Y qué mejor que haberlo disfrutado con mi gran amigo Ariel, a quien conocí en ese mismo contexto esperando a comprar la entrada, y que ahora ya estamos al nivel de "yuntas". Con él retomé el amor a conversar sobre películas, libros, actualidad y lo que se nos ocurriese. Eso no me ocurría desde que estaba en el colegio con Marisol y Felipe, y en menor medida con Oscar y Paula. También, gracias a él, he conocido más sobre muchas cosas, sobre la vida y la gente, y también me ha dado pie para conocer un montón de gente nueva, un espectro que por lo general no congenia mucho con mi círculo, pero que sin embargo me es agradable.
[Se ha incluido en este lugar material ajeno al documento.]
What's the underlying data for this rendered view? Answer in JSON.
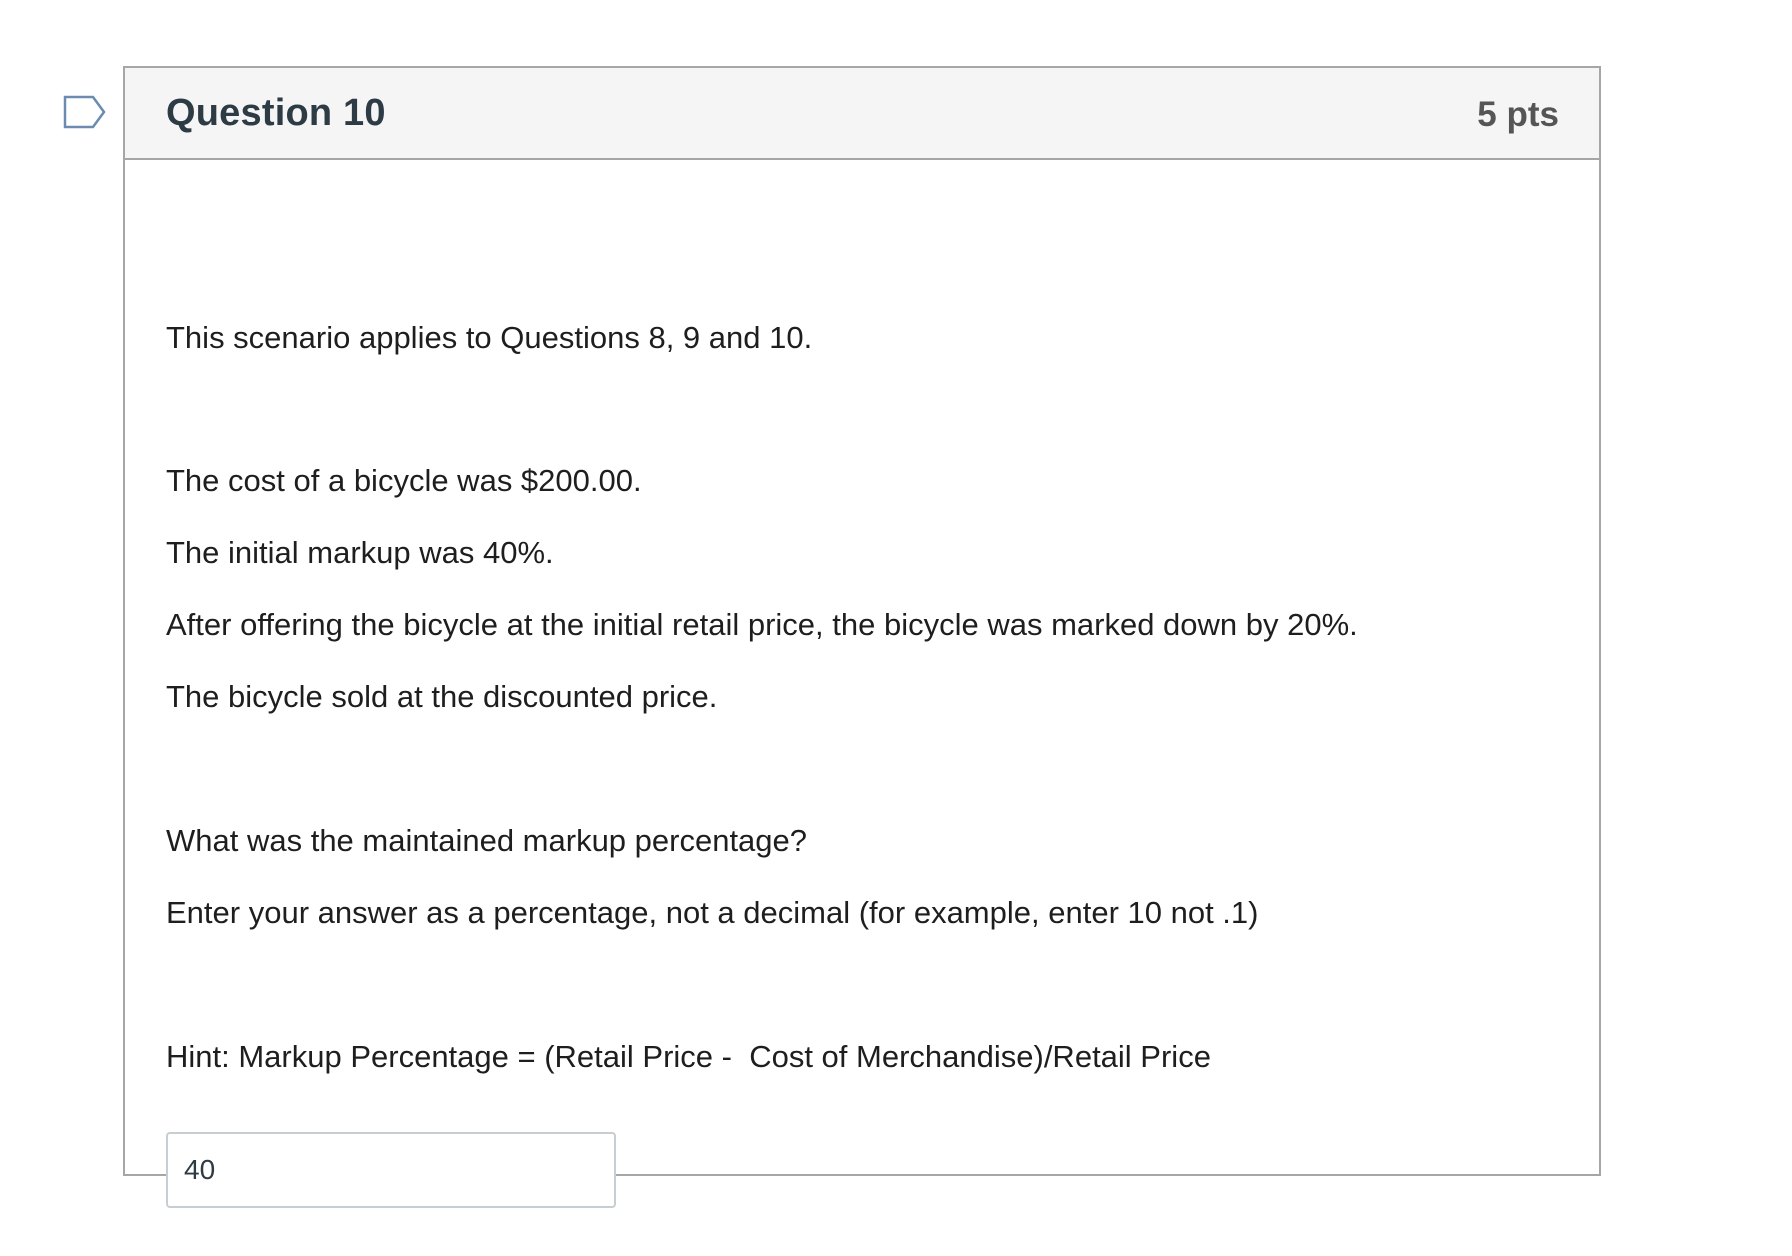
{
  "question": {
    "title": "Question 10",
    "points": "5 pts",
    "flag_icon": "bookmark-flag-icon"
  },
  "body": {
    "scenario": "This scenario applies to Questions 8, 9 and 10.",
    "cost_line": "The cost of a bicycle was $200.00.",
    "markup_line": "The initial markup was 40%.",
    "markdown_line": "After offering the bicycle at the initial retail price, the bicycle was marked down by 20%.",
    "sold_line": "The bicycle sold at the discounted price.",
    "question_line": "What was the maintained markup percentage?",
    "instruction_line": "Enter your answer as a percentage, not a decimal (for example, enter 10 not .1)",
    "hint_line": "Hint: Markup Percentage = (Retail Price -  Cost of Merchandise)/Retail Price"
  },
  "answer": {
    "value": "40"
  },
  "colors": {
    "header_bg": "#f5f5f5",
    "border": "#a6a6a6",
    "flag_stroke": "#6b8bb0"
  }
}
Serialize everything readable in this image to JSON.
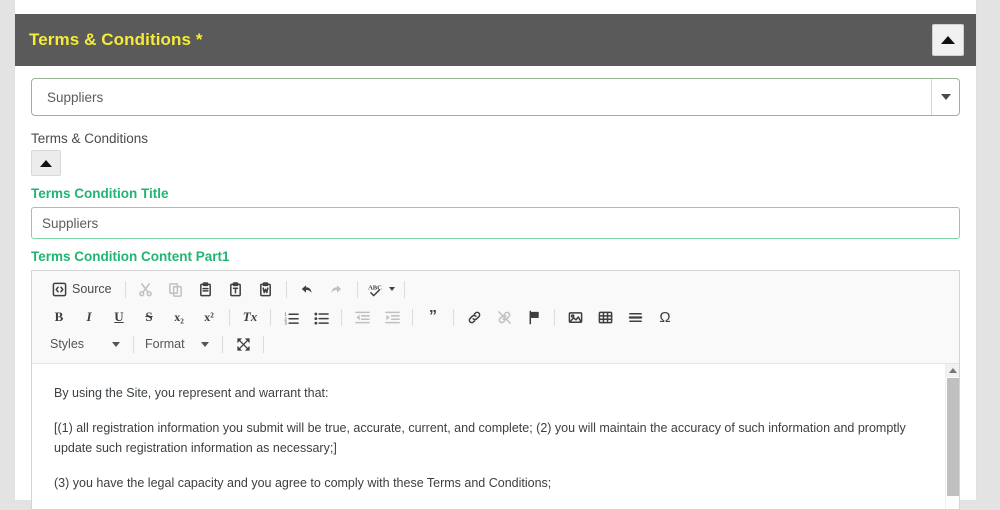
{
  "panel": {
    "title": "Terms & Conditions",
    "required_marker": "*",
    "collapse_button": "collapse-panel"
  },
  "form": {
    "category_select": {
      "value": "Suppliers",
      "placeholder": "Suppliers"
    },
    "section_label": "Terms & Conditions",
    "section_toggle": "collapse-section",
    "title_field": {
      "label": "Terms Condition Title",
      "value": "Suppliers",
      "placeholder": "Suppliers"
    },
    "content_field": {
      "label": "Terms Condition Content Part1"
    }
  },
  "editor": {
    "toolbar_rows": [
      [
        {
          "name": "source",
          "label": "Source",
          "type": "text",
          "disabled": false
        },
        {
          "name": "separator",
          "type": "sep"
        },
        {
          "name": "cut",
          "label": "",
          "type": "icon",
          "disabled": true
        },
        {
          "name": "copy",
          "label": "",
          "type": "icon",
          "disabled": true
        },
        {
          "name": "paste",
          "label": "",
          "type": "icon",
          "disabled": false
        },
        {
          "name": "paste-text",
          "label": "",
          "type": "icon",
          "disabled": false
        },
        {
          "name": "paste-from-word",
          "label": "",
          "type": "icon",
          "disabled": false
        },
        {
          "name": "separator",
          "type": "sep"
        },
        {
          "name": "undo",
          "label": "",
          "type": "icon",
          "disabled": false
        },
        {
          "name": "redo",
          "label": "",
          "type": "icon",
          "disabled": true
        },
        {
          "name": "separator",
          "type": "sep"
        },
        {
          "name": "spell-check",
          "label": "",
          "type": "icon",
          "disabled": false
        },
        {
          "name": "separator",
          "type": "sep"
        }
      ],
      [
        {
          "name": "bold",
          "label": "B",
          "disabled": false
        },
        {
          "name": "italic",
          "label": "I",
          "disabled": false
        },
        {
          "name": "underline",
          "label": "U",
          "disabled": false
        },
        {
          "name": "strikethrough",
          "label": "S",
          "disabled": false
        },
        {
          "name": "subscript",
          "label": "x₂",
          "disabled": false
        },
        {
          "name": "superscript",
          "label": "x²",
          "disabled": false
        },
        {
          "name": "separator",
          "type": "sep"
        },
        {
          "name": "remove-format",
          "label": "Tx",
          "disabled": false
        },
        {
          "name": "separator",
          "type": "sep"
        },
        {
          "name": "numbered-list",
          "label": "",
          "disabled": false
        },
        {
          "name": "bulleted-list",
          "label": "",
          "disabled": false
        },
        {
          "name": "separator",
          "type": "sep"
        },
        {
          "name": "decrease-indent",
          "label": "",
          "disabled": true
        },
        {
          "name": "increase-indent",
          "label": "",
          "disabled": true
        },
        {
          "name": "separator",
          "type": "sep"
        },
        {
          "name": "blockquote",
          "label": "",
          "disabled": false
        },
        {
          "name": "separator",
          "type": "sep"
        },
        {
          "name": "link",
          "label": "",
          "disabled": false
        },
        {
          "name": "unlink",
          "label": "",
          "disabled": true
        },
        {
          "name": "anchor",
          "label": "",
          "disabled": false
        },
        {
          "name": "separator",
          "type": "sep"
        },
        {
          "name": "image",
          "label": "",
          "disabled": false
        },
        {
          "name": "table",
          "label": "",
          "disabled": false
        },
        {
          "name": "horizontal-rule",
          "label": "",
          "disabled": false
        },
        {
          "name": "special-character",
          "label": "Ω",
          "disabled": false
        }
      ]
    ],
    "styles_dropdown": "Styles",
    "format_dropdown": "Format",
    "maximize_button": "maximize",
    "content_paragraphs": [
      "By using the Site, you represent and warrant that:",
      "[(1) all registration information you submit will be true, accurate, current, and complete; (2) you will maintain the accuracy of such information and promptly update such registration information as necessary;]",
      "(3) you have the legal capacity and you agree to comply with these Terms and Conditions;"
    ]
  },
  "colors": {
    "header_bg": "#5a5a5a",
    "header_text": "#f5eb38",
    "label_green": "#21b573",
    "input_border_green": "#7fd5ab",
    "select_border_green": "#9ab795"
  }
}
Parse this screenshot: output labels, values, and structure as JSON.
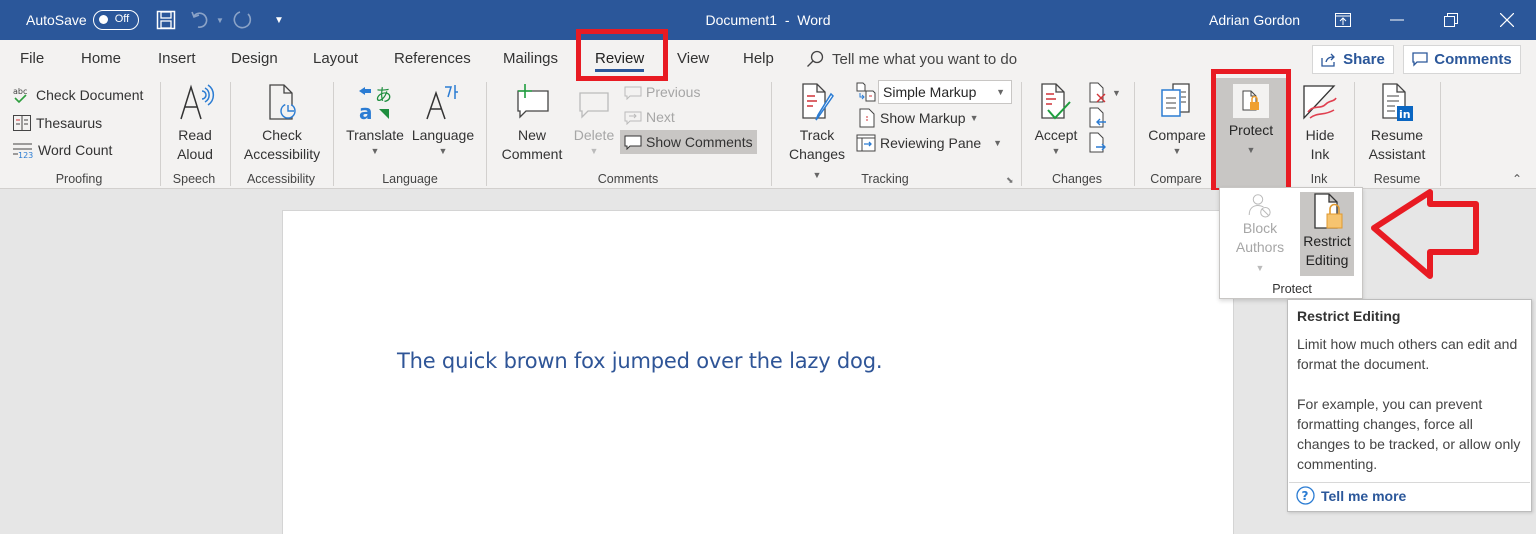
{
  "titlebar": {
    "autosave_label": "AutoSave",
    "autosave_state": "Off",
    "document_title": "Document1  -  Word",
    "user_name": "Adrian Gordon",
    "icons": [
      "save-icon",
      "undo-icon",
      "redo-icon",
      "customize-qat-icon",
      "ribbon-display-icon",
      "minimize-icon",
      "restore-icon",
      "close-icon"
    ]
  },
  "tabs": [
    {
      "label": "File"
    },
    {
      "label": "Home"
    },
    {
      "label": "Insert"
    },
    {
      "label": "Design"
    },
    {
      "label": "Layout"
    },
    {
      "label": "References"
    },
    {
      "label": "Mailings"
    },
    {
      "label": "Review",
      "active": true
    },
    {
      "label": "View"
    },
    {
      "label": "Help"
    }
  ],
  "tell_me": {
    "placeholder": "Tell me what you want to do"
  },
  "share_button": {
    "label": "Share"
  },
  "comments_button": {
    "label": "Comments"
  },
  "ribbon": {
    "proofing": {
      "label": "Proofing",
      "check_document": "Check Document",
      "thesaurus": "Thesaurus",
      "word_count": "Word Count"
    },
    "speech": {
      "label": "Speech",
      "read_aloud_1": "Read",
      "read_aloud_2": "Aloud"
    },
    "accessibility": {
      "label": "Accessibility",
      "check_1": "Check",
      "check_2": "Accessibility"
    },
    "language": {
      "label": "Language",
      "translate": "Translate",
      "language": "Language"
    },
    "comments": {
      "label": "Comments",
      "new_1": "New",
      "new_2": "Comment",
      "delete": "Delete",
      "previous": "Previous",
      "next": "Next",
      "show_comments": "Show Comments"
    },
    "tracking": {
      "label": "Tracking",
      "track_1": "Track",
      "track_2": "Changes",
      "markup_select": "Simple Markup",
      "show_markup": "Show Markup",
      "reviewing_pane": "Reviewing Pane"
    },
    "changes": {
      "label": "Changes",
      "accept": "Accept"
    },
    "compare": {
      "label": "Compare",
      "compare": "Compare"
    },
    "protect": {
      "label": "Protect"
    },
    "ink": {
      "label": "Ink",
      "hide_1": "Hide",
      "hide_2": "Ink"
    },
    "resume": {
      "label": "Resume",
      "resume_1": "Resume",
      "resume_2": "Assistant"
    }
  },
  "protect_menu": {
    "block_1": "Block",
    "block_2": "Authors",
    "restrict_1": "Restrict",
    "restrict_2": "Editing",
    "group_label": "Protect"
  },
  "tooltip": {
    "title": "Restrict Editing",
    "body_1": "Limit how much others can edit and format the document.",
    "body_2": "For example, you can prevent formatting changes, force all changes to be tracked, or allow only commenting.",
    "link": "Tell me more"
  },
  "document": {
    "text": "The quick brown fox jumped over the lazy dog."
  },
  "colors": {
    "title_bar": "#2b579a",
    "ribbon_bg": "#f3f2f1",
    "annotation_red": "#e81b23",
    "document_text": "#2f5597"
  }
}
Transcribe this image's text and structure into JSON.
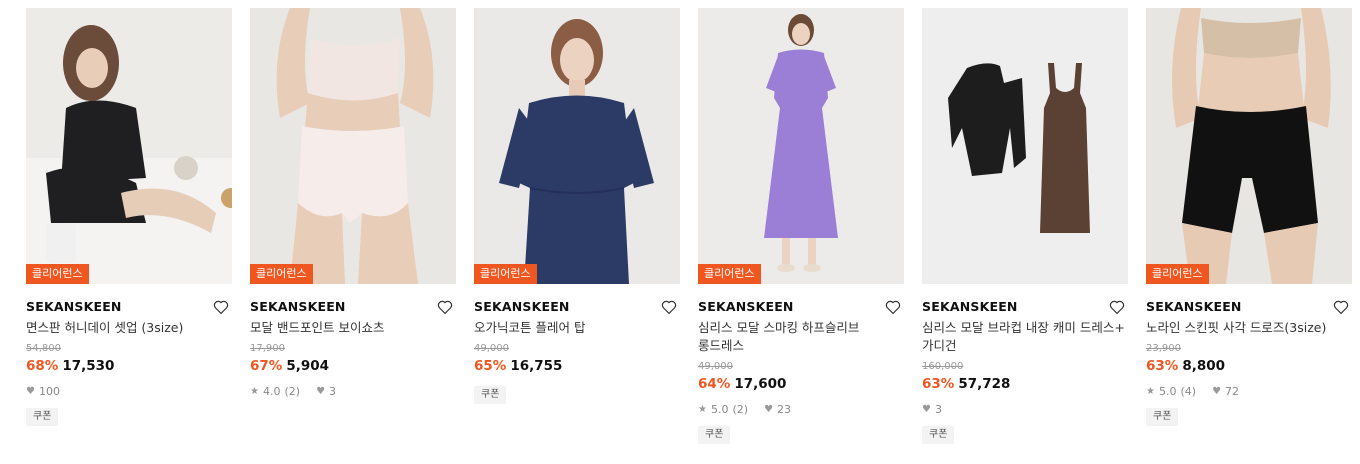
{
  "products": [
    {
      "badge": "클리어런스",
      "brand": "SEKANSKEEN",
      "name": "면스판 허니데이 셋업 (3size)",
      "original_price": "54,800",
      "discount": "68%",
      "price": "17,530",
      "likes": "100",
      "coupon": "쿠폰"
    },
    {
      "badge": "클리어런스",
      "brand": "SEKANSKEEN",
      "name": "모달 밴드포인트 보이쇼츠",
      "original_price": "17,900",
      "discount": "67%",
      "price": "5,904",
      "rating": "4.0",
      "reviews": "(2)",
      "likes": "3"
    },
    {
      "badge": "클리어런스",
      "brand": "SEKANSKEEN",
      "name": "오가닉코튼 플레어 탑",
      "original_price": "49,000",
      "discount": "65%",
      "price": "16,755",
      "coupon": "쿠폰"
    },
    {
      "badge": "클리어런스",
      "brand": "SEKANSKEEN",
      "name_line1": "심리스 모달 스마킹 하프슬리브",
      "name_line2": "롱드레스",
      "original_price": "49,000",
      "discount": "64%",
      "price": "17,600",
      "rating": "5.0",
      "reviews": "(2)",
      "likes": "23",
      "coupon": "쿠폰"
    },
    {
      "brand": "SEKANSKEEN",
      "name_line1": "심리스 모달 브라컵 내장 캐미 드레스+",
      "name_line2": "가디건",
      "original_price": "160,000",
      "discount": "63%",
      "price": "57,728",
      "likes": "3",
      "coupon": "쿠폰"
    },
    {
      "badge": "클리어런스",
      "brand": "SEKANSKEEN",
      "name": "노라인 스킨핏 사각 드로즈(3size)",
      "original_price": "23,900",
      "discount": "63%",
      "price": "8,800",
      "rating": "5.0",
      "reviews": "(4)",
      "likes": "72",
      "coupon": "쿠폰"
    }
  ],
  "colors": {
    "accent": "#f0561f",
    "heart": "#999999",
    "badge_text": "#ffffff"
  },
  "icons": {
    "wishlist": "heart-outline-icon",
    "likes": "heart-filled-icon",
    "rating": "star-icon"
  }
}
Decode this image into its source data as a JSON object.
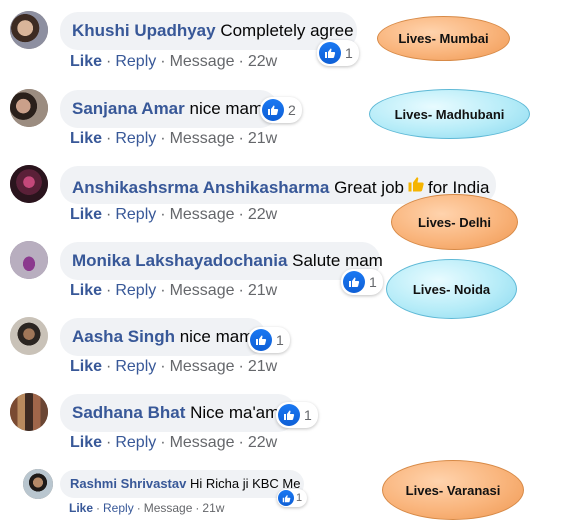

Eso sí, no implica que no haya conocido a nadie de la U. He conocido muchos compañeros como Samuel y Orlando que me han ayudado, junto con haber afianzado mi relación con Felipe y Pamela.

martes 7 de julio de 2009

Lo que pasa cuando dejas que tu mente corra libremente y se pierda en el prado

[Originalmente titulado "lo que pasa cuando dejas que tu tren de pensamiento se descarrile y se vaya hacia el horizonte"]

Mi guionista es un tanto sádico. Sabe perfectamente que el personaje que creó hace ya casi 24 años iba a terminar dándose cuenta, pero no le importó. "Por el guión, vale casi todo", dijo. Eso, por supuesto, me da la libertad de culparlo a él de la mayoría de mis problemas. Que tenga serios problemas de concentración, de sueño y sociabilidad. Que mi familia esté bordeando la línea de lo normal de la misma forma que un elefante tiene que balancearse por una navaja... De cincuenta metros de alto... Y 1 Km de largo... Y en el fondo hay espinos y avispas.

Y aún así, encuentro que las historias que inventa son extraordinarias. Ya, el hecho de que mi hermano haya incurrido a las drogas fue un giro que era esperable dada la situación. Que se haya formado un torbellino familiar por eso fue casi insufrible, pero ahí estábamos pensando cómo superar esto. Y, de la nada, todo se da vuelta, todo era un sueño (o historia inventada, para ser más exactos) y quedamos todos ¡Plop! Créanme, estuve a punto de ir a la oficina de mi guionista, romper la puerta, sacar a la recepcionista de mi camino, llegar a su escritorio forrado de hojas de historias que jamás llegaron a ninguna parte y ahorcarlo. Ver cómo su cabeza se enrojecía mientras trataba de gritar. Pero no, me tranquilicé y le pegué un combo mientras le comentaba que esperaba con ansias la nueva historia que empezaría se supone este Viernes. Aún no se decide si efectivamente la parte de mi rendimiento académico concluirá con mi éxito a pesar de las circunstancias o termino expulsado de la U y exhiliado de la familia.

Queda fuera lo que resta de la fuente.